Penzai’s named axis system was partially inspired by a similar system in the JAX library Haliax. Haliax also defines a NamedArray PyTree, which wraps a positional array and gives it named-axis semantics, but there are a few design differences.

  • API wrapping vs user transformations: Haliax takes the approach of defining named-axis variants of common numpy/JAX API functions, such as dot, mean, argsort, etc, under the haliax namespace. These wrapped functions take axis name arguments instead of axis index arguments. This is convenient but also requires separately defining a haliax wrapper for each type of operation you want to run.

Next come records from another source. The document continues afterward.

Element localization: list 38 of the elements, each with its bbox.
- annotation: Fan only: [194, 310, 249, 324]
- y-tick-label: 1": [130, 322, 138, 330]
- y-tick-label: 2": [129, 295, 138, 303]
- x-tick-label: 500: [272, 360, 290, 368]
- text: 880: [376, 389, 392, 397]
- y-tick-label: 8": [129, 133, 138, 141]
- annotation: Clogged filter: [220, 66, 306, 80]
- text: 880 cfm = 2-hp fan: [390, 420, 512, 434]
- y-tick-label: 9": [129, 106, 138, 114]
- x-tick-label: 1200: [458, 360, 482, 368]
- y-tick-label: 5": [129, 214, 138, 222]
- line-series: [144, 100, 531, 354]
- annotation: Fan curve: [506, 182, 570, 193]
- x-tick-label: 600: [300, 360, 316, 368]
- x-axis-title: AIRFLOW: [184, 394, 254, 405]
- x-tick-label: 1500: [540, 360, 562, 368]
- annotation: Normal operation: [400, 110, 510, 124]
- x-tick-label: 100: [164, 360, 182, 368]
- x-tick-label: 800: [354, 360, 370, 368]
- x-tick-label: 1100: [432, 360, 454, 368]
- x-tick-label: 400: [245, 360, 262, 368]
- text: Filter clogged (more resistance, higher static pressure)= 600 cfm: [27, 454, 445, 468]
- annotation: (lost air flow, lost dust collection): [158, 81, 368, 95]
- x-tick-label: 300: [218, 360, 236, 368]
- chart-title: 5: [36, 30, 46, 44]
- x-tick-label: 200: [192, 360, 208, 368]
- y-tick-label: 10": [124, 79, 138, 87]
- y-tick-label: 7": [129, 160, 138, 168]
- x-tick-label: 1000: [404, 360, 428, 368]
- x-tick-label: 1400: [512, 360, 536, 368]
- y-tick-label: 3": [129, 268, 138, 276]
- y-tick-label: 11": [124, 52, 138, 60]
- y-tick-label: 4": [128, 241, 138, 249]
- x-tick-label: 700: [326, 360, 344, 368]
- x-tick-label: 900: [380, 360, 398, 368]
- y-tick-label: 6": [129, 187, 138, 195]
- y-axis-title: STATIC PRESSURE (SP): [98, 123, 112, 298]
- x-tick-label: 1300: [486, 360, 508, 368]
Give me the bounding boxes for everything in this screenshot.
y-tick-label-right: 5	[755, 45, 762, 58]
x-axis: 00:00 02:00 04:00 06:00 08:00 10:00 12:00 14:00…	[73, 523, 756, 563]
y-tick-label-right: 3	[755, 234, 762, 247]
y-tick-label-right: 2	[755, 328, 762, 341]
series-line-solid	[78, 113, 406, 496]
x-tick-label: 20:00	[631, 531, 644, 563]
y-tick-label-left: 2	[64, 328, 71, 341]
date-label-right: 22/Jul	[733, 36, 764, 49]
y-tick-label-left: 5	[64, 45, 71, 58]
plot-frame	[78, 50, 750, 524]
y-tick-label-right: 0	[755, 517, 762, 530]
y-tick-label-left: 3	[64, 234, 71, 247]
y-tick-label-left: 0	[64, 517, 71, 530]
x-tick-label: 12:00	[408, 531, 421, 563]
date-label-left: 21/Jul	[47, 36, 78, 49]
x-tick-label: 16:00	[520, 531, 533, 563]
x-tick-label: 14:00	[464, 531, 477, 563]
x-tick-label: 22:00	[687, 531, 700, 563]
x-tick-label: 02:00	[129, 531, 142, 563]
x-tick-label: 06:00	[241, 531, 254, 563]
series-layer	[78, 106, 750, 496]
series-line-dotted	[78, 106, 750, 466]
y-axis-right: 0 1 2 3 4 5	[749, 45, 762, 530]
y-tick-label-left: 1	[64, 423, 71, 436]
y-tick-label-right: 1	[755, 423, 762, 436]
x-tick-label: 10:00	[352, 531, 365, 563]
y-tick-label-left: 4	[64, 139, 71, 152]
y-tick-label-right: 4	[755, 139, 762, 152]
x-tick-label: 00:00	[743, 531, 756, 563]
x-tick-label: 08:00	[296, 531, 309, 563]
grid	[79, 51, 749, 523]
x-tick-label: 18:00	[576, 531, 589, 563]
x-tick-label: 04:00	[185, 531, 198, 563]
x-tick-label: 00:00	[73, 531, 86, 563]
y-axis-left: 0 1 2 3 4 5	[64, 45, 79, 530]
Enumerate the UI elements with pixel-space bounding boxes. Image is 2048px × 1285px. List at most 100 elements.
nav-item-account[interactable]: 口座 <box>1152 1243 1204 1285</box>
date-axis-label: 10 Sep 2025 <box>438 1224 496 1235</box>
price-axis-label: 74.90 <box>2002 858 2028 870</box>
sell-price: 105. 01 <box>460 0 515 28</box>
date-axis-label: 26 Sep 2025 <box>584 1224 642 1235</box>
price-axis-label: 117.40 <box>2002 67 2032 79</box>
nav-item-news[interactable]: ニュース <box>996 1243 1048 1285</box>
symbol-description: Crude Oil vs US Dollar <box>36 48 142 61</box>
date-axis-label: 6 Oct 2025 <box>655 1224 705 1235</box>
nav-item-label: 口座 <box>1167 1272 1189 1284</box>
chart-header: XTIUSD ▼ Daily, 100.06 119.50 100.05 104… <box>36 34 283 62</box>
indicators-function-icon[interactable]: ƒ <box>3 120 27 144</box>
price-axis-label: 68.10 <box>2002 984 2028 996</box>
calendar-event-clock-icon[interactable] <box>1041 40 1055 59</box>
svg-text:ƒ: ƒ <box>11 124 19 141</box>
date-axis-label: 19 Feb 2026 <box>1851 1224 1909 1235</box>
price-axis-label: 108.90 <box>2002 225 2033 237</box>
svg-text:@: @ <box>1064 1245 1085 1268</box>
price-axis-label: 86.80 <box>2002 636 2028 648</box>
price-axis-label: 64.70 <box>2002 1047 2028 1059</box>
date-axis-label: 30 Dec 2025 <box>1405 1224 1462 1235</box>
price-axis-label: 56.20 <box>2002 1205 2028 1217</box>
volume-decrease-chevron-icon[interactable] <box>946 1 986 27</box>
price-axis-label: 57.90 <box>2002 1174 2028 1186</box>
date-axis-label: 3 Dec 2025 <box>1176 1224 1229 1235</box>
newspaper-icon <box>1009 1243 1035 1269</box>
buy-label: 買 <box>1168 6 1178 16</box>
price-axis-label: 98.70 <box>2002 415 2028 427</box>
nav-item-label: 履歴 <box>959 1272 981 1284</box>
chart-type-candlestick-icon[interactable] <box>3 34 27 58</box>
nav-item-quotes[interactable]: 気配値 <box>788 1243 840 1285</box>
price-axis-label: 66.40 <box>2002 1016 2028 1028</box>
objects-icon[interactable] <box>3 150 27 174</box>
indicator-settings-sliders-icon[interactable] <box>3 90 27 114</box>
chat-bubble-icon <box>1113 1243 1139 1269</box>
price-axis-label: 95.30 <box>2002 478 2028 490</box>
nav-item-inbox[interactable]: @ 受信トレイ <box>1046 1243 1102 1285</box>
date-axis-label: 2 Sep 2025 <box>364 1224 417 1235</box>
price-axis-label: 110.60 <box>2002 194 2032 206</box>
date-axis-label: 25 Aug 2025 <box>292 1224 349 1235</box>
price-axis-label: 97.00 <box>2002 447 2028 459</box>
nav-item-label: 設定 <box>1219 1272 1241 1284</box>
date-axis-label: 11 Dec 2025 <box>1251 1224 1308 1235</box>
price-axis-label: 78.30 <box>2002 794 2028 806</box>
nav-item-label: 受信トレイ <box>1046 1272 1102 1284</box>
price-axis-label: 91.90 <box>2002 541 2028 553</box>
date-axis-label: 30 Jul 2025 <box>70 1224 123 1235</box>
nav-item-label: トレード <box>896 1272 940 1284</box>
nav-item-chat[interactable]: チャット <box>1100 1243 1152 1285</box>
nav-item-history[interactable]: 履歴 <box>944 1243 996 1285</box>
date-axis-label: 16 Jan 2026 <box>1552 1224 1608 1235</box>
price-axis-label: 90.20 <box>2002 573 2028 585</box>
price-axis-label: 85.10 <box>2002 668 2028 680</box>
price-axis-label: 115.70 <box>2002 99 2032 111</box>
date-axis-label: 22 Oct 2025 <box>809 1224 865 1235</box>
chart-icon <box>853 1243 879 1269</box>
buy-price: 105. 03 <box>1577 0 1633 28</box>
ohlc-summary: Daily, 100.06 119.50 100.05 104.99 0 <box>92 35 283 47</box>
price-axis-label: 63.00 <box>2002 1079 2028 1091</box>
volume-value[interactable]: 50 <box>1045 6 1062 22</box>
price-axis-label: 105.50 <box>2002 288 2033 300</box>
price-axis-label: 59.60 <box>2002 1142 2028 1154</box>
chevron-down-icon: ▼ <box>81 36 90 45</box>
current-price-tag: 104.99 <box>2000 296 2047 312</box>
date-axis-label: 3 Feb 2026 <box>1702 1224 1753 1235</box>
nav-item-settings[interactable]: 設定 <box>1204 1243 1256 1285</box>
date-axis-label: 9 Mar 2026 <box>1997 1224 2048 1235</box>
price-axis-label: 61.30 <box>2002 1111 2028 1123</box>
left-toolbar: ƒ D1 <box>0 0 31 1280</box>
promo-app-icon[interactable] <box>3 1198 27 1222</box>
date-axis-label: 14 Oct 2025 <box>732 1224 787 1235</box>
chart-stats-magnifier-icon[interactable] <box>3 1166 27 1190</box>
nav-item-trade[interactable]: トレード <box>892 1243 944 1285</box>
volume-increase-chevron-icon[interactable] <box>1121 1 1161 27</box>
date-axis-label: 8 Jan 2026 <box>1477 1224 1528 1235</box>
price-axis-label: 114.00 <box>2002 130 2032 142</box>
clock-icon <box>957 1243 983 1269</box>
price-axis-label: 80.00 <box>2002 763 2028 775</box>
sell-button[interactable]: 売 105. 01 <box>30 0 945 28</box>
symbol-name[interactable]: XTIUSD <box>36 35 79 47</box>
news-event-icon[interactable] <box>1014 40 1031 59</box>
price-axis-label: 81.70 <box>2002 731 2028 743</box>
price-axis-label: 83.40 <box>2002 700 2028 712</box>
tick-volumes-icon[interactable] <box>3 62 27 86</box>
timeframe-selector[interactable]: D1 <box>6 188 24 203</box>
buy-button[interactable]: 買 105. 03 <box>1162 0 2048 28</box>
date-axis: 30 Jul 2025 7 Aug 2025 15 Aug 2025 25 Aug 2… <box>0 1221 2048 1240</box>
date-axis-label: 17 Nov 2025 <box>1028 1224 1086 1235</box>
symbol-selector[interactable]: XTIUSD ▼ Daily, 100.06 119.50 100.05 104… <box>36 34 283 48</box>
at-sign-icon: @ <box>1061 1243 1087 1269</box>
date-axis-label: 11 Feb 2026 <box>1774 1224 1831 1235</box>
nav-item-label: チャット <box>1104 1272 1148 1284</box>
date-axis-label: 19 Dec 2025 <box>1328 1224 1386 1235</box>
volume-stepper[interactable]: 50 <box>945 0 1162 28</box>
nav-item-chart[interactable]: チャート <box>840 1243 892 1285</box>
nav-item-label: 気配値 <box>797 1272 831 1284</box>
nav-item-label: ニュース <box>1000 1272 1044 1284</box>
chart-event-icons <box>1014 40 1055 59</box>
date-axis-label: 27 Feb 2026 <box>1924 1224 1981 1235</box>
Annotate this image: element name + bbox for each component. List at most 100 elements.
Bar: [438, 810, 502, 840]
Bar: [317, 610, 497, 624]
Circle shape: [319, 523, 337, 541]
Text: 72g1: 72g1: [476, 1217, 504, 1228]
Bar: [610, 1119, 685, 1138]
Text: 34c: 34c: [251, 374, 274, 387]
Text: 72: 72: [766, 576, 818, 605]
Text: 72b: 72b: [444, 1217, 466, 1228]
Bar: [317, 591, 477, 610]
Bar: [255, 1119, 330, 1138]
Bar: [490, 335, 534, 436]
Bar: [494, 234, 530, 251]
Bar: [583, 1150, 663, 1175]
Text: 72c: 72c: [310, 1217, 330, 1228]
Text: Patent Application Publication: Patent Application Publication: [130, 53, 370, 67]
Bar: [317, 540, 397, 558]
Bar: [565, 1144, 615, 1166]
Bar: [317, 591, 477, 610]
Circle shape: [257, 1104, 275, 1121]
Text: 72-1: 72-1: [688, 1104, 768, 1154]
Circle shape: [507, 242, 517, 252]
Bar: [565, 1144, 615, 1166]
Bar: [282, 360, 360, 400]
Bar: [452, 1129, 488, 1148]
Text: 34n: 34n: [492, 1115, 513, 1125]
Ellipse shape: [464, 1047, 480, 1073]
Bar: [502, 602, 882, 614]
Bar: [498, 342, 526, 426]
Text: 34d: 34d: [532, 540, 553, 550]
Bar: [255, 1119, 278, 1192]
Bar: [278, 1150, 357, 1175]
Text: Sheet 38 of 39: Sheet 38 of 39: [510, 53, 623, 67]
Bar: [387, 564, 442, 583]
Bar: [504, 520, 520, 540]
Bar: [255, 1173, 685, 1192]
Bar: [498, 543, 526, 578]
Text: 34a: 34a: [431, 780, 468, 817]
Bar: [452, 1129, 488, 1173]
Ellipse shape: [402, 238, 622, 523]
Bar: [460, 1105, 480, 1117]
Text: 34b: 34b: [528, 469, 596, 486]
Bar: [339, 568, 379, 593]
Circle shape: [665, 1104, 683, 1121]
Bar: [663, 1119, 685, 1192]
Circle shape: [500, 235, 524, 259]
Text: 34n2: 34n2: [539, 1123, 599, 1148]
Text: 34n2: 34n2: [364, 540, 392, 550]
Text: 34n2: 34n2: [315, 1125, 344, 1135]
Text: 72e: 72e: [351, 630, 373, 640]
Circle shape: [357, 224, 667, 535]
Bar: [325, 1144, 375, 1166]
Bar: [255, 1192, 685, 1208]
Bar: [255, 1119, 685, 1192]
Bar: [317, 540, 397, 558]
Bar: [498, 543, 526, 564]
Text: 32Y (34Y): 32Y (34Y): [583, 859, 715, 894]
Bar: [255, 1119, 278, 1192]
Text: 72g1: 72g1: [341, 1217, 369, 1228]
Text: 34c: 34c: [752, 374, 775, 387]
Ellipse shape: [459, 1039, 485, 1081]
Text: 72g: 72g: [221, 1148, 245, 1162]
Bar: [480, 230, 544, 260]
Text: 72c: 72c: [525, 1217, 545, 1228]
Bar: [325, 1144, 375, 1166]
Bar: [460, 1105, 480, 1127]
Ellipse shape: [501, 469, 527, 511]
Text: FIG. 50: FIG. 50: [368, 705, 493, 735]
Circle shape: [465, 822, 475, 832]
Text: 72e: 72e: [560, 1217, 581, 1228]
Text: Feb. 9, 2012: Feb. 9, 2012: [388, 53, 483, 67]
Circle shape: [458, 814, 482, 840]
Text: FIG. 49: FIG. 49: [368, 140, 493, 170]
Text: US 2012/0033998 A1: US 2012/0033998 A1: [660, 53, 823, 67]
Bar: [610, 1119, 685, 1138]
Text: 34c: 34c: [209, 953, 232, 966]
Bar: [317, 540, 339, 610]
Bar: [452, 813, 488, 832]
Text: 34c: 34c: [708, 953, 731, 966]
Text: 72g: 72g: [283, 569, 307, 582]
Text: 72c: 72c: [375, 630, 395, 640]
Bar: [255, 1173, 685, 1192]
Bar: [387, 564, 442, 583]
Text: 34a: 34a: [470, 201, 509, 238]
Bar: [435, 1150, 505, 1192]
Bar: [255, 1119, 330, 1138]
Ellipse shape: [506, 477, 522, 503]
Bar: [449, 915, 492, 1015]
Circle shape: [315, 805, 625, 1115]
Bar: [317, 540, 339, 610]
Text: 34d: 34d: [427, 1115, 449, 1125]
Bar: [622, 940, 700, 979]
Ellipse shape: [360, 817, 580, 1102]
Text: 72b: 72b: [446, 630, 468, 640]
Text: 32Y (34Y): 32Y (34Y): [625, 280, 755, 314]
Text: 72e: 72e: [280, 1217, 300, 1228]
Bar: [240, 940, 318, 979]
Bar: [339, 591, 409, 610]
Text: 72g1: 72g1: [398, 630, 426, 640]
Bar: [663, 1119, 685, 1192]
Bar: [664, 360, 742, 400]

    In contrast, Penzai intentionally avoids defining named-axis variants of ordinary numpy and JAX functions (with a few exceptions like infix operators and named_arange). Instead, the user is responsible for transforming the ordinary positional versions into named-axis versions at the call site. This reduces the complexity of penzai itself and also makes it possible to lift any existing JAX function to operate over named arrays, without having to explicitly add it to the penzai library.

    This also leads to a mental model for array axis manipulation that is closer to the ordinary numpy positional style. For instance, Haliax has a handwritten utility for splitting one axis into two, which looks something like:

    Foo = haliax.Axis("foo", 3)
    Bar = haliax.Axis("bar", 4)
    FooAndBar = haliax.Axis("foo_and_bar", 12)
    haliax.split(my_array, FooAndBar, (Foo, Bar))
    

    Penzai doesn’t provide a utility like this, but it’s straightforward to do this operation by temporarily dropping into positional mode and using the ordinary numpy reshape function:

    my_array.untag("foo_and_bar").reshape((3, 4)).tag("foo", "bar")
    
  • Sized axes vs strings: Haliax named arrays and operations use Axis objects to associate axis names with sizes, e.g. haliax.Axis("batch", 32). On the other hand, Penzai named arrays and penzai.pz.nx.nmap just operate on string axis names.

    Haliax’s approach is useful when code is written according to Haliax’s conventions:

    • Core API functions (like haliax.zeros((FooAxis, BarAxis))) can directly create arrays with the correct shape and correct axis names, without needing the sizes to be specified separately.

    • User-defined functions can take Axis arguments as inputs, forward them to the functions they call, and also inspect their size without having to cross-reference them with a specific input array.

    • NamedArrays can check their runtime input shapes and make sure they match the expectations of the user.

    However, for penzai, coupling axis names with their sizes comes with a few disadvantages:

    • Most core JAX API functions are called in the locally-positional style using nmap instead of directly taking an axis as an argument, so we don’t benefit from storing the array size as part of the axis name.

    • Neural networks in penzai store their configuration (e.g. the set of axes they act on) as dataclass attributes, which can lead to redundancy if every axis name also includes a size. This redundancy can make it difficult to inspect and modify existing models, since axis sizes have to be kept in sync across the entire network architecture.

    As such, penzai uses the simpler system. Layers and operations that need axis sizes typically take as an argument a dictionary mapping axis names to their sizes instead, or infer the axis sizes at runtime using named_array.named_shape on their parameters or their inputs.